Roy claimed that the growing number of TV viewers who are simultaneously using Twitter on their smartphones or tablets are not necessarily distracted from shows. The “social soundtrack” argument compares Twitter buzz to the impact that actual soundtracks had on films after the silent era.

“It’s hard to imagine today what E.T. would have been like without the soundtrack,” said Roy. “Jaws, without the soundtrack was a silly robotic fish splashing around in the water!”

Roy gave some examples of TV shows and events that have sparked conversation on Twitter, including this year’s Oscars awards, when more than 5m people sent 19m tweets that were seen by 37m people.

“If you count up over a 48-hour window, the number of tweet impressions delivered in that extended window exceeded 3bn,” said Roy. “The scale here is obviously significant.”

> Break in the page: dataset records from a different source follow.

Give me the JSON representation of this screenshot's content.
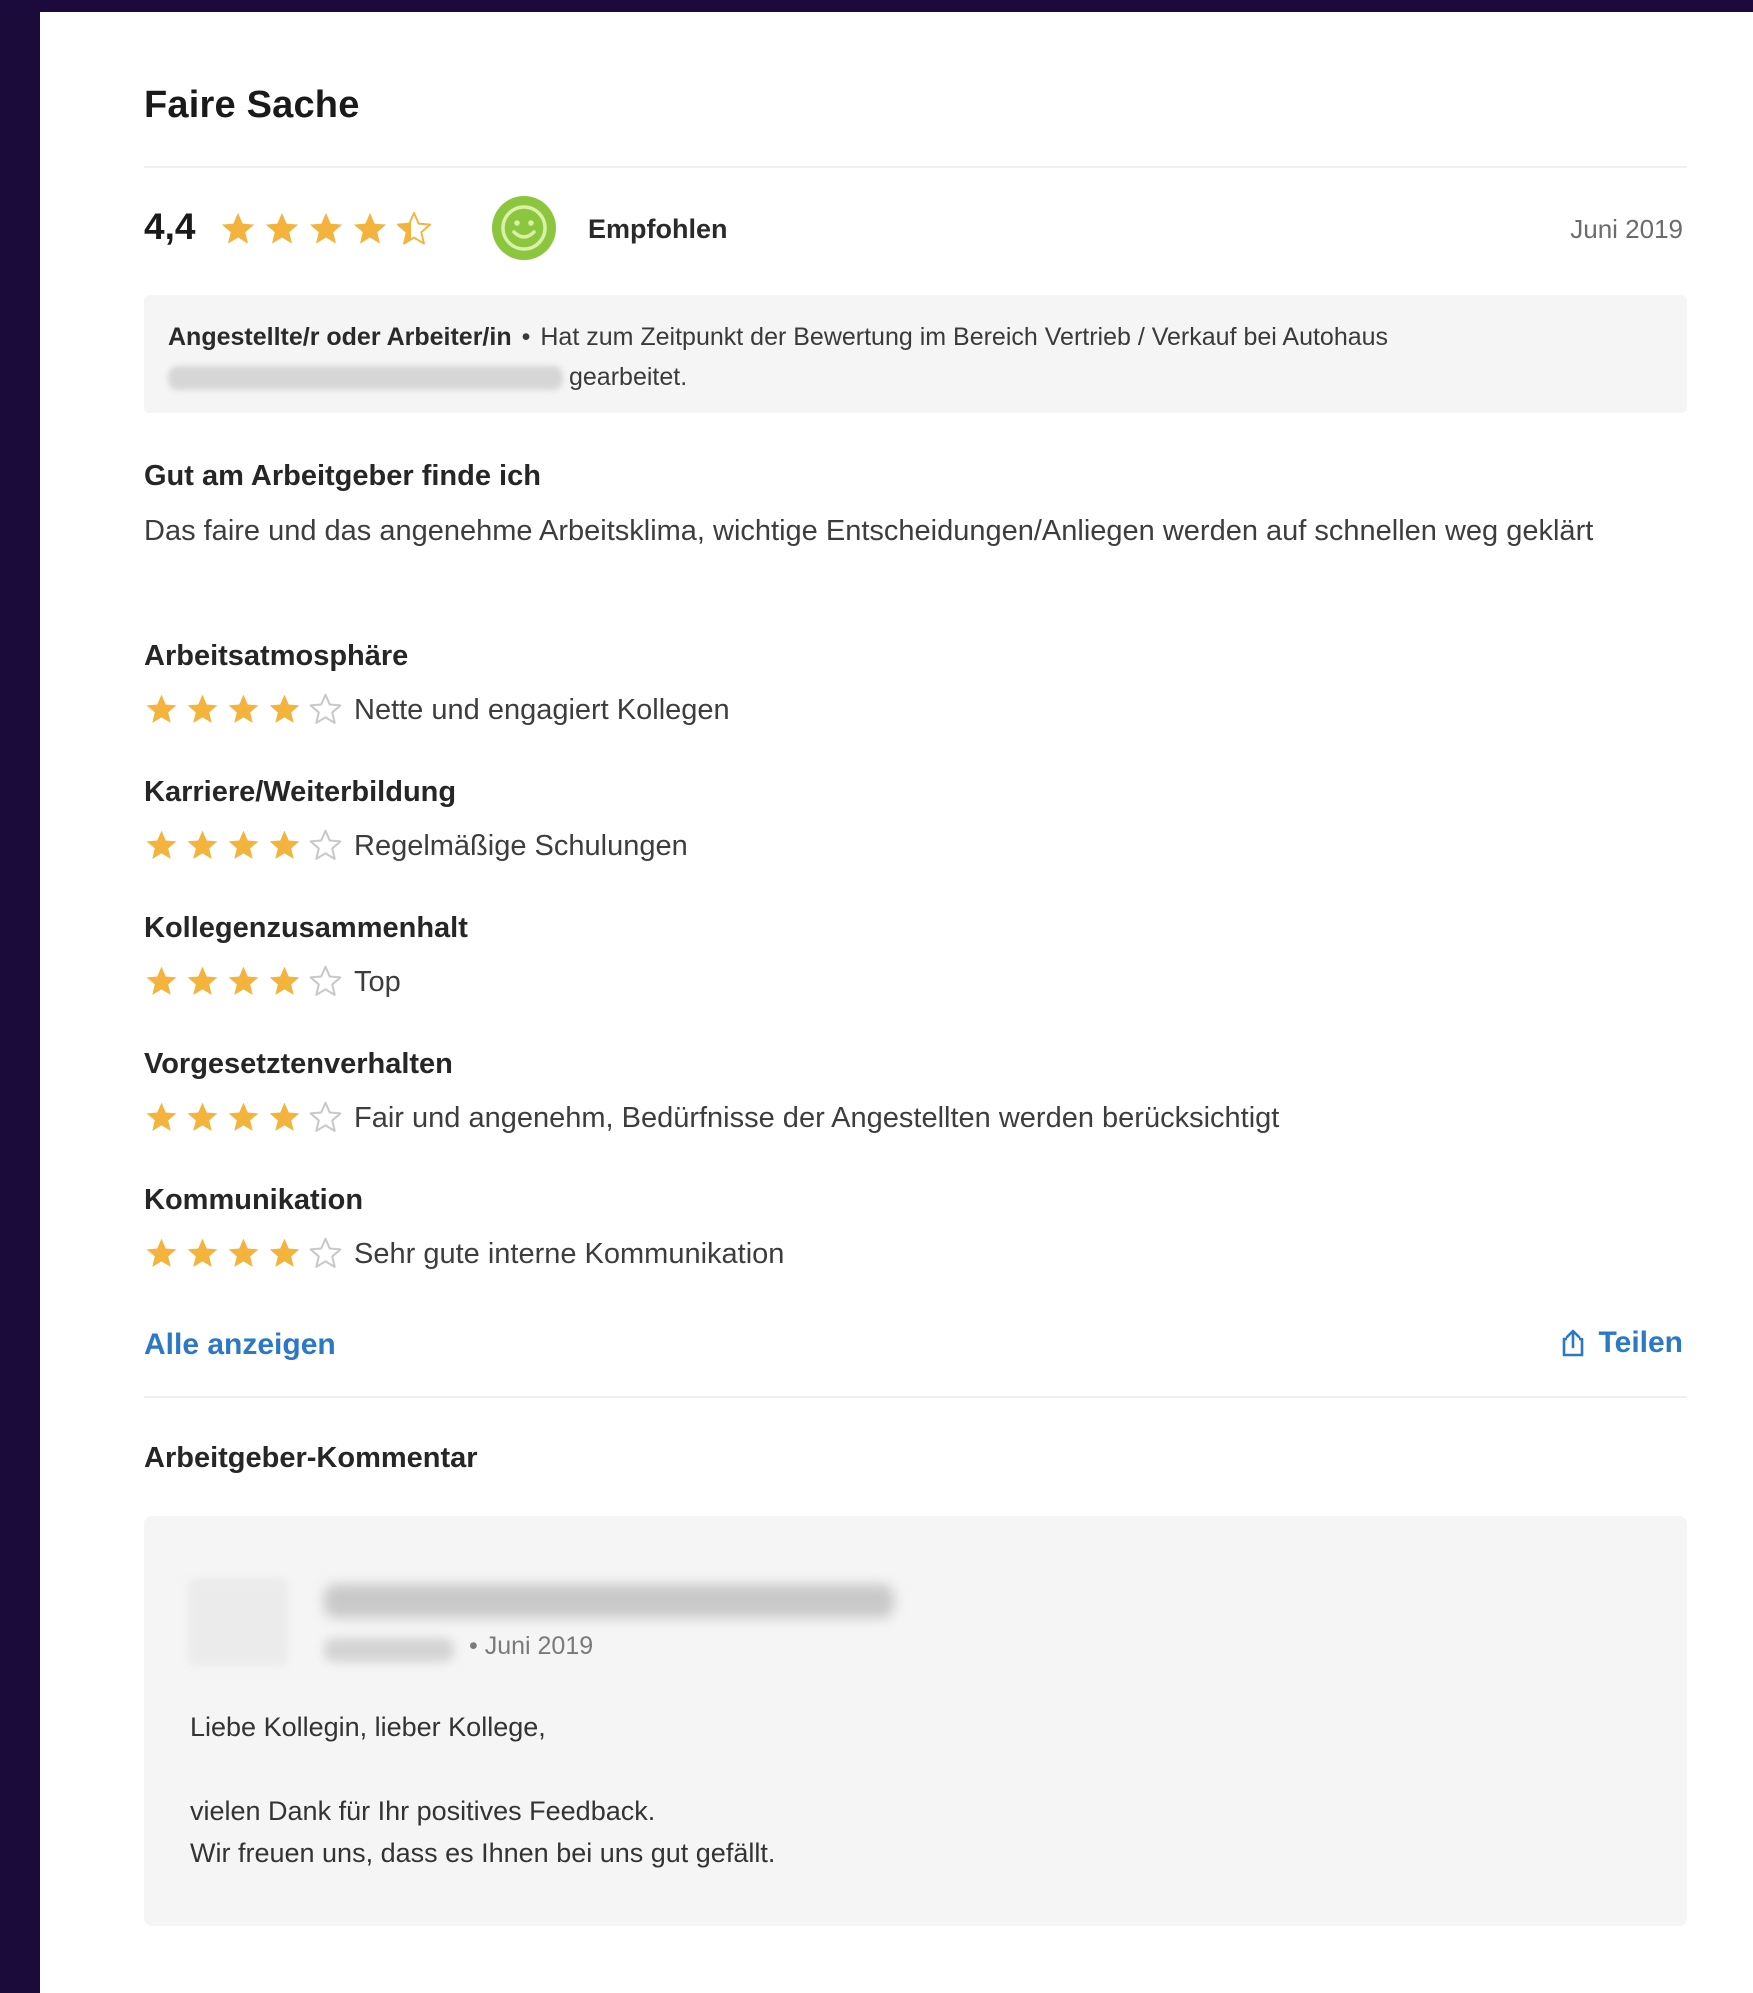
{
  "review": {
    "title": "Faire Sache",
    "overall_score": "4,4",
    "overall_rating": 4.4,
    "recommend_label": "Empfohlen",
    "date": "Juni 2019",
    "job": {
      "role": "Angestellte/r oder Arbeiter/in",
      "separator": "•",
      "description_start": "Hat zum Zeitpunkt der Bewertung im Bereich Vertrieb / Verkauf bei Autohaus",
      "description_end": "gearbeitet."
    },
    "pro": {
      "heading": "Gut am Arbeitgeber finde ich",
      "text": "Das faire und das angenehme Arbeitsklima, wichtige Entscheidungen/Anliegen werden auf schnellen weg geklärt"
    },
    "categories": [
      {
        "title": "Arbeitsatmosphäre",
        "rating": 4,
        "text": "Nette und engagiert Kollegen"
      },
      {
        "title": "Karriere/Weiterbildung",
        "rating": 4,
        "text": "Regelmäßige Schulungen"
      },
      {
        "title": "Kollegenzusammenhalt",
        "rating": 4,
        "text": "Top"
      },
      {
        "title": "Vorgesetztenverhalten",
        "rating": 4,
        "text": "Fair und angenehm, Bedürfnisse der Angestellten werden berücksichtigt"
      },
      {
        "title": "Kommunikation",
        "rating": 4,
        "text": "Sehr gute interne Kommunikation"
      }
    ],
    "show_all_label": "Alle anzeigen",
    "share_label": "Teilen"
  },
  "employer_comment": {
    "heading": "Arbeitgeber-Kommentar",
    "date_prefix": "•",
    "date": "Juni 2019",
    "greeting": "Liebe Kollegin, lieber Kollege,",
    "line1": "vielen Dank für Ihr positives Feedback.",
    "line2": "Wir freuen uns, dass es Ihnen bei uns gut gefällt."
  },
  "colors": {
    "star_filled": "#f3b33d",
    "star_empty": "#c9c9c9",
    "recommend_green": "#8cc63e",
    "link_blue": "#2a78c6",
    "frame": "#1c0a3c"
  },
  "icons": {
    "star": "star-icon",
    "recommend": "smiley-icon",
    "share": "share-icon"
  }
}
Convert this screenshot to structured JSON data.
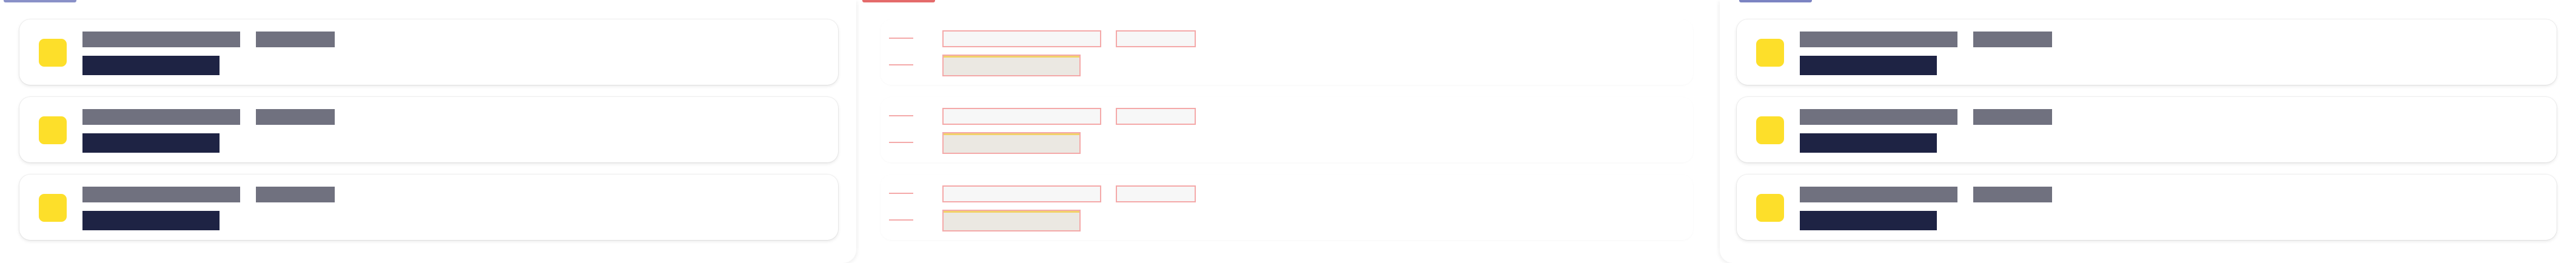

Twitter is working with research firms like Nielsen to pursue a twin strategy of wooing broadcasters with data indicating that Twitter buzz around a show can persuade more people to tune in, while trying to convince brands that if they advertise around “highly social” shows, they’ll get a better return on their investment.

“A couple of hundred million dollars spent on TV advertising, by paying attention to where the social signal is from, it actually has bottom-line effects,” said Roy. “No matter how you slice it, the complementary activity of having Twitter active with television seems to be leading to positive outcomes from the advertiser point of view.”

Besides Nielsen, Twitter is working with Video Research, GfK and Kantar Media in various countries around the world to track tweets about TV and produce the equivalent of ratings charts, ranking shows by their social activity on Twitter.

The challenge for the TV industry is that Facebook has also been making concerted efforts to pitch its own merits as a social TV platform. While they share some features – hashtags, for example, which Facebook adopted in 2013 after seeing their appeal on Twitter – their efforts to provide data to broadcasters and brands are isolated from one another: Twitter-only ratings charts, for example.

Most TV firms will likely want to use data from both Twitter and Facebook, but Roy's unflattering comparison of Twitter's public chatter to the conversation on "your private social network" – a clear reference to Facebook – suggests that the competition will continue.

Twitter has also acquired social TV analytics startups like Trendrr, Bluefin Labs and SecondSync, some of which had been trying to help the TV industry make sense of data from both Twitter and Facebook.

In his speech, Roy also pitched Twitter as a broadcaster in its own right, citing its Amplify feature – which helps broadcasters to tweet short video clips of what’s just happened in a live show, complete with a pre-roll ad – as an example of Twitter as “a broadcast network that augments traditional broadcast”.

He also challenged TV producers to spend more time thinking about how Twitter as a social layer on top of their shows might help them develop new formats and features.

“I actually think the real puzzle in social TV and what’s happening with Twitter and television comes down to storytelling,” said Roy. “The challenge and the opportunity is in the hands of storytellers in how to tap into this new creative storytelling… to look to the data, and to really go and pioneer potentially whole new genres.”